The integration of artificial intelligence (AI) and machine learning (ML) has revolutionized aesthetic medicine, enhancing the diagnosis, classification, and treatment of skin conditions. These technologies offer high precision, personalized care, and the potential to reduce human error. This review aimed to evaluate the current applications of AI and ML in aesthetic medicine, focusing on studies graded as Level I or II evidence by the Oxford Centre for Evidence-Based Medicine (CEBM).
A comprehensive search of MEDLINE, PubMed, and Ovid databases identified studies employing AI and ML for diagnosing and managing skin conditions. Studies were included if they demonstrated high diagnostic accuracy, improved treatment personalization, or other measurable clinical outcomes.
AI and ML systems showed high accuracy in detecting and diagnosing conditions such as skin cancer, acne, psoriasis, and seborrheic dermatitis. AI-based platforms facilitated personalized treatment plans, enhancing therapeutic outcomes while minimizing errors. The integration of AI reduced diagnostic time and lowered healthcare costs, demonstrating significant potential for improving patient care. However, challenges such as algorithmic bias, data privacy concerns, and the need for high-quality training datasets were highlighted.

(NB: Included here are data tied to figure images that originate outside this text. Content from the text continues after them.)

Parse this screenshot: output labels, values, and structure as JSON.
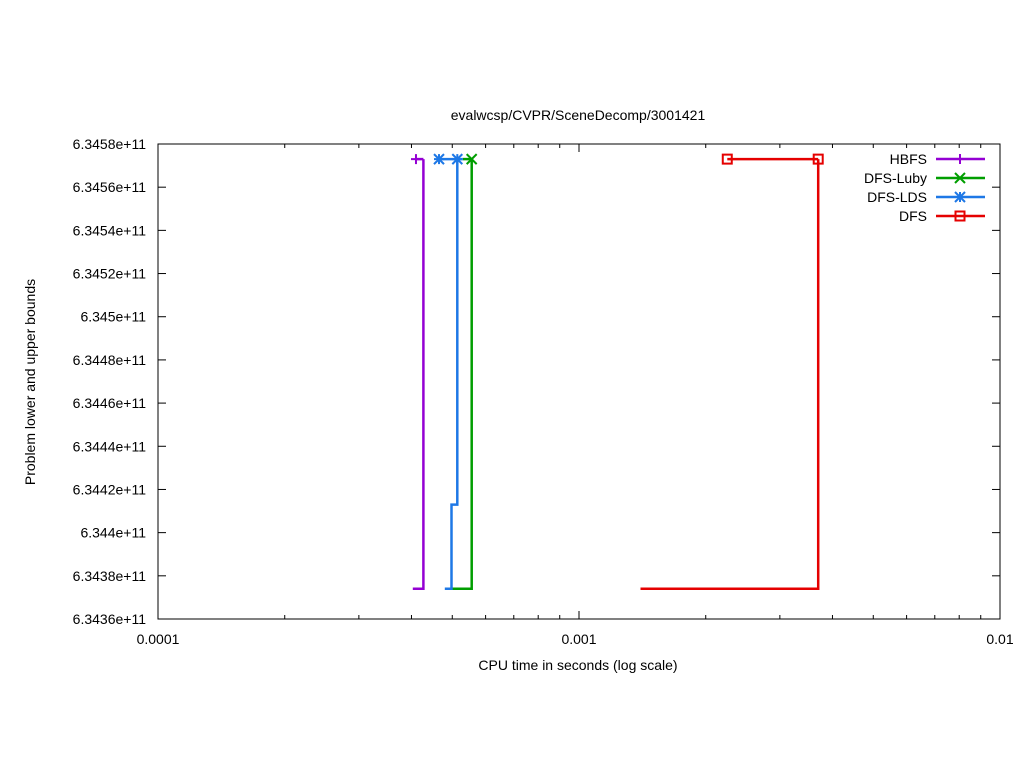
{
  "chart_data": {
    "type": "line",
    "title": "evalwcsp/CVPR/SceneDecomp/3001421",
    "xlabel": "CPU time in seconds (log scale)",
    "ylabel": "Problem lower and upper bounds",
    "x_scale": "log",
    "xlim": [
      0.0001,
      0.01
    ],
    "ylim": [
      634360000000,
      634580000000
    ],
    "x_ticks": [
      {
        "value": 0.0001,
        "label": "0.0001"
      },
      {
        "value": 0.001,
        "label": "0.001"
      },
      {
        "value": 0.01,
        "label": "0.01"
      }
    ],
    "y_ticks": [
      {
        "value": 634360000000,
        "label": "6.3436e+11"
      },
      {
        "value": 634380000000,
        "label": "6.3438e+11"
      },
      {
        "value": 634400000000,
        "label": "6.344e+11"
      },
      {
        "value": 634420000000,
        "label": "6.3442e+11"
      },
      {
        "value": 634440000000,
        "label": "6.3444e+11"
      },
      {
        "value": 634460000000,
        "label": "6.3446e+11"
      },
      {
        "value": 634480000000,
        "label": "6.3448e+11"
      },
      {
        "value": 634500000000,
        "label": "6.345e+11"
      },
      {
        "value": 634520000000,
        "label": "6.3452e+11"
      },
      {
        "value": 634540000000,
        "label": "6.3454e+11"
      },
      {
        "value": 634560000000,
        "label": "6.3456e+11"
      },
      {
        "value": 634580000000,
        "label": "6.3458e+11"
      }
    ],
    "grid": false,
    "legend": "top-right",
    "series": [
      {
        "name": "HBFS",
        "color": "#9400d3",
        "marker": "plus",
        "lower": [
          [
            0.000403,
            634374000000
          ],
          [
            0.000427,
            634374000000
          ],
          [
            0.000427,
            634573000000
          ]
        ],
        "upper": [
          [
            0.00041,
            634573000000
          ],
          [
            0.000427,
            634573000000
          ]
        ],
        "markers": [
          [
            0.00041,
            634573000000
          ]
        ]
      },
      {
        "name": "DFS-Luby",
        "color": "#009e00",
        "marker": "x",
        "lower": [
          [
            0.000498,
            634374000000
          ],
          [
            0.000556,
            634374000000
          ],
          [
            0.000556,
            634573000000
          ]
        ],
        "upper": [
          [
            0.00053,
            634573000000
          ],
          [
            0.000556,
            634573000000
          ]
        ],
        "markers": [
          [
            0.000556,
            634573000000
          ]
        ]
      },
      {
        "name": "DFS-LDS",
        "color": "#1e78e6",
        "marker": "star",
        "lower": [
          [
            0.00048,
            634374000000
          ],
          [
            0.000498,
            634374000000
          ],
          [
            0.000498,
            634413000000
          ],
          [
            0.000514,
            634413000000
          ],
          [
            0.000514,
            634573000000
          ]
        ],
        "upper": [
          [
            0.000465,
            634573000000
          ],
          [
            0.00053,
            634573000000
          ]
        ],
        "markers": [
          [
            0.000465,
            634573000000
          ],
          [
            0.000514,
            634573000000
          ]
        ]
      },
      {
        "name": "DFS",
        "color": "#e50000",
        "marker": "box",
        "lower": [
          [
            0.0014,
            634374000000
          ],
          [
            0.0037,
            634374000000
          ],
          [
            0.0037,
            634573000000
          ]
        ],
        "upper": [
          [
            0.00225,
            634573000000
          ],
          [
            0.0037,
            634573000000
          ]
        ],
        "markers": [
          [
            0.00225,
            634573000000
          ],
          [
            0.0037,
            634573000000
          ]
        ]
      }
    ]
  }
}
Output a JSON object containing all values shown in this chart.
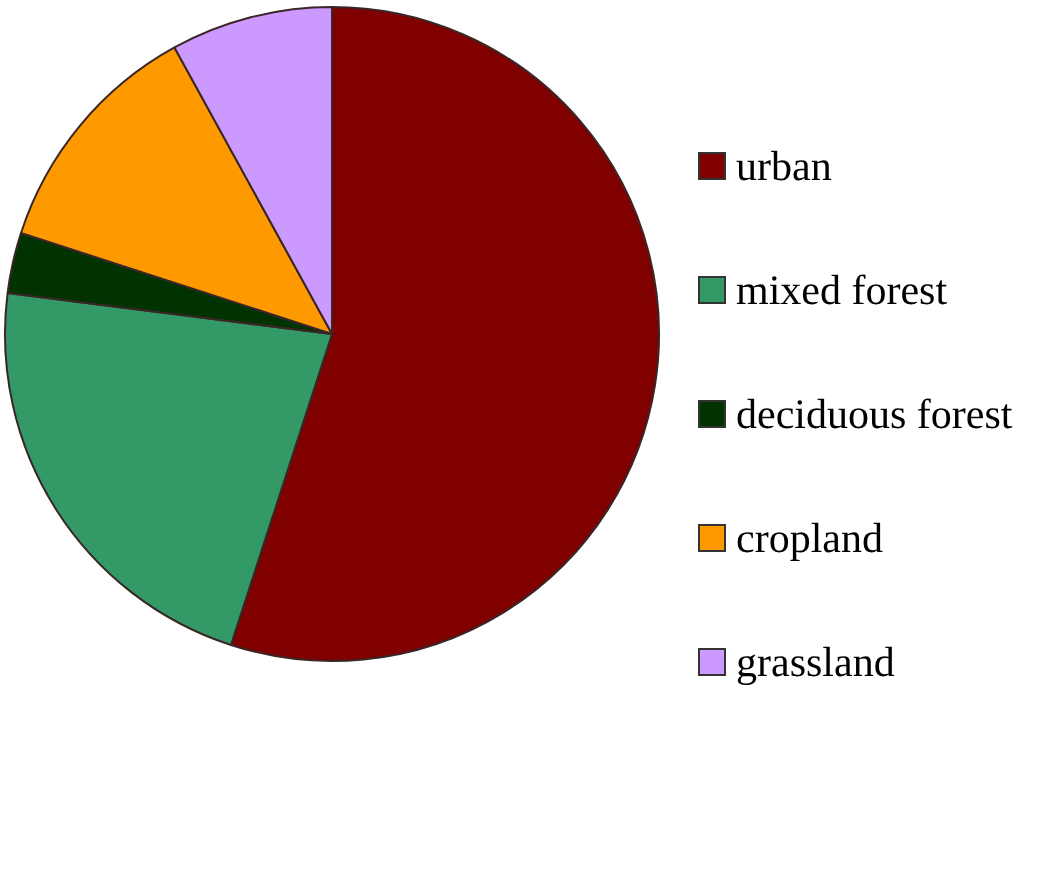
{
  "chart_data": {
    "type": "pie",
    "categories": [
      "urban",
      "mixed forest",
      "deciduous forest",
      "cropland",
      "grassland"
    ],
    "values": [
      55,
      22,
      3,
      12,
      8
    ],
    "colors": [
      "#800000",
      "#339966",
      "#003300",
      "#ff9900",
      "#cc99ff"
    ],
    "legend": "right"
  }
}
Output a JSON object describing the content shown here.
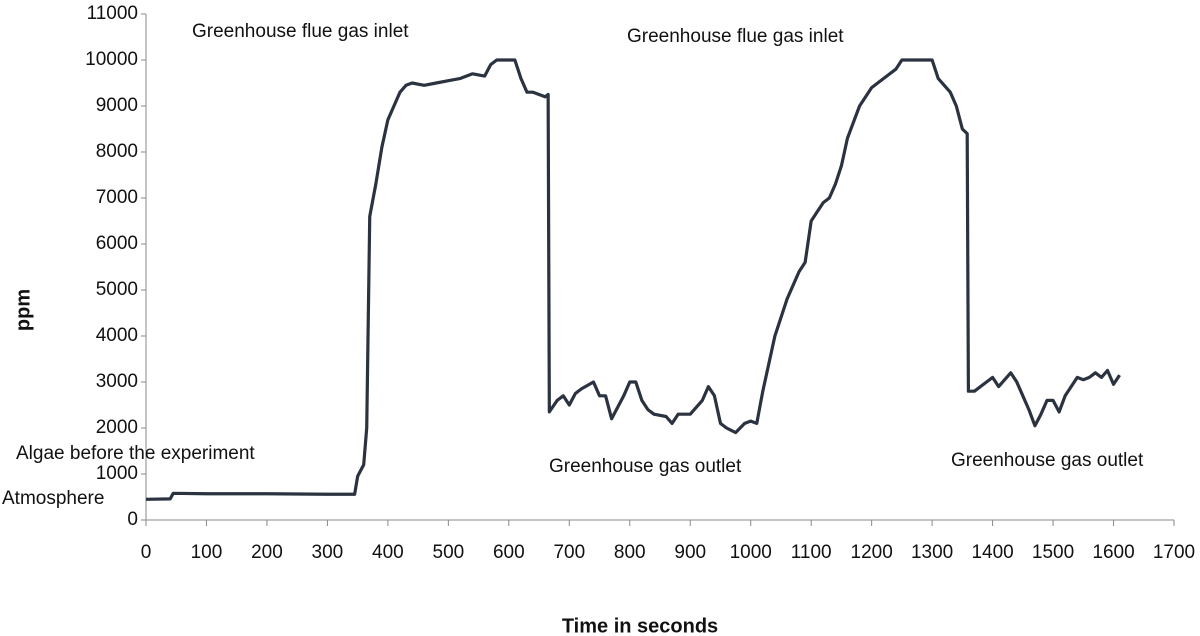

AI and ML have transformative potential in aesthetic medicine, offering improved diagnostic precision, enhanced patient outcomes, and cost reductions. Addressing limitations related to algorithm bias, regulatory oversight, and data quality is essential to fully realize the benefits of AI in clinical practice. Future research should focus on developing robust, ethical, and regulatory-compliant AI solutions.